En plafonnant les dépenses de retraites à environ 14 % du PIB, alors que la part des seniors dans la population augmente régulièrement, la réforme du gouvernement entraînerait automatiquement une baisse généralisée des pensions, plus exactement du taux de remplacement ( le niveau de la pension par rapport au dernier salaire ).
Nous l’avons écrit partout en dénonçant ce choix budgétaire, cette « règle d’or » catastrophique.

Mais, depuis la présentation du projet de loi en Conseil des ministres et de l’étude d’impact qui l’accompagne ( voir tableau ci-dessous ), on sait désormais que la trajectoire de financement visée par le gouvernement n’est même pas 13,8 % mais 12,9% du PIB en 2050. Contrairement à ce que le gouvernement affirme, il aggrave ce choix et il prévoit bien une baisse des dépenses de retraites plus forte et plus rapide.

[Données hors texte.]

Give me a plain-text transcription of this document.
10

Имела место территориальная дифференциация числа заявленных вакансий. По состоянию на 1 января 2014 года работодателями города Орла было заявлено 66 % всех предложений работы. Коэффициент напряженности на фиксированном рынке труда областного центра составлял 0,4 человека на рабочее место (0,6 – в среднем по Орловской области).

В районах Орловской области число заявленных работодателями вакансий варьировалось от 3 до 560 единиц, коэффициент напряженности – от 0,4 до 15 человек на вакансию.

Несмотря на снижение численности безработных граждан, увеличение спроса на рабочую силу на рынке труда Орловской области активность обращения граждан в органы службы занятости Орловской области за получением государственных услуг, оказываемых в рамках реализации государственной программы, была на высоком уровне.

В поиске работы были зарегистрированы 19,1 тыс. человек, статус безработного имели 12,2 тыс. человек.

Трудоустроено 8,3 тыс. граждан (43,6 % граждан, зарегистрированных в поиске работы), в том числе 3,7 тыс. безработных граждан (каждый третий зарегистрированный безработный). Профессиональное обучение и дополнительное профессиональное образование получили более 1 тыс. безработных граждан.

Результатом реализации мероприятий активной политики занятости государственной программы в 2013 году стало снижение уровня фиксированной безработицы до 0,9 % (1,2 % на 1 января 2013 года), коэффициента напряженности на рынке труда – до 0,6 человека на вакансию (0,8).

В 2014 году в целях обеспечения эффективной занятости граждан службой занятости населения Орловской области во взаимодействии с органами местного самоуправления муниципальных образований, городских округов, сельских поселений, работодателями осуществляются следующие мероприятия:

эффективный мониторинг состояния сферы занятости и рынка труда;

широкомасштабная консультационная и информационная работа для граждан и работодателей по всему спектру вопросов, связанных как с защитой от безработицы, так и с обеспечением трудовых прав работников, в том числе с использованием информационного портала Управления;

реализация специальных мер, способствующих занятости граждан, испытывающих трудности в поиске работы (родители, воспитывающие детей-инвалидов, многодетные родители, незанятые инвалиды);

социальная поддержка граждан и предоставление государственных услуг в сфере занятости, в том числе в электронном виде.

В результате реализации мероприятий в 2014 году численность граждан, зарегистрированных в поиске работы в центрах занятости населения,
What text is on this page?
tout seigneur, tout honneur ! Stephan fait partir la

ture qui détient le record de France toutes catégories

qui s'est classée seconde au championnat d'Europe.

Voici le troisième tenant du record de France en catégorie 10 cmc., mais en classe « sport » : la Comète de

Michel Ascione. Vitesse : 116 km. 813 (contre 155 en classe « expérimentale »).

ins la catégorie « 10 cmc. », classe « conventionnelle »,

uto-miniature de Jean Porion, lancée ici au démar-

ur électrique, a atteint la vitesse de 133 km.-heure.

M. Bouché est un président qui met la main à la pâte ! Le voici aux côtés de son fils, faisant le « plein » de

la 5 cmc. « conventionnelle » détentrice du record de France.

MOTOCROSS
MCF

En comparant la première ligne de ce tableau, à savoir la trajectoire des dépenses selon le COR ( Conseil d’Orientation des Retraites ) avec les règles actuelles, et la dernière, celle avec les nouvelles règles ( SUR ou Système Universel de Retraites ), on observe que la réforme conduirait à une baisse des dépenses de 0,2 point de PIB en 2025 ( soit environ 5 milliards d’euros ), de 0,3 en 2030, 0,2 en 2040 et encore de 0,3 en 2050.

Il s’agit de la traduction fidèle des mesures d’économie que le gouvernement entend réaliser grâce à sa réforme. D’abord via des « mesures d’équilibre mises en œuvre sur la période 2022-2027 », qui réduiront les dépenses à court et moyen terme et toucheront les générations nées avant 1975. Puis via le passage au système à points, qui permettra de poursuivre ces économies sur la durée en affectant les pensions de toutes celles et tous ceux qui sont nés après 1975 et partiront à la retraite après 2037.

Mais dans le tableau ci-dessus on cherche à « enfumer » le lecteur.

D’abord avec la ligne « effet de la hausse de la DAR [durée d’activité requise] pour les générations 1976 et suivantes » qui mènerait en 2050 à - 0,2% de PIB. Ceci représente les économies qui seraient réalisées, dans le système actuel, si l’on augmentait la durée de cotisation nécessaire pour toucher une retraite à taux plein au-delà de ce qui est prévu par la législation actuelle ( réforme Touraine ). Soit une hypothèse de pure fiction.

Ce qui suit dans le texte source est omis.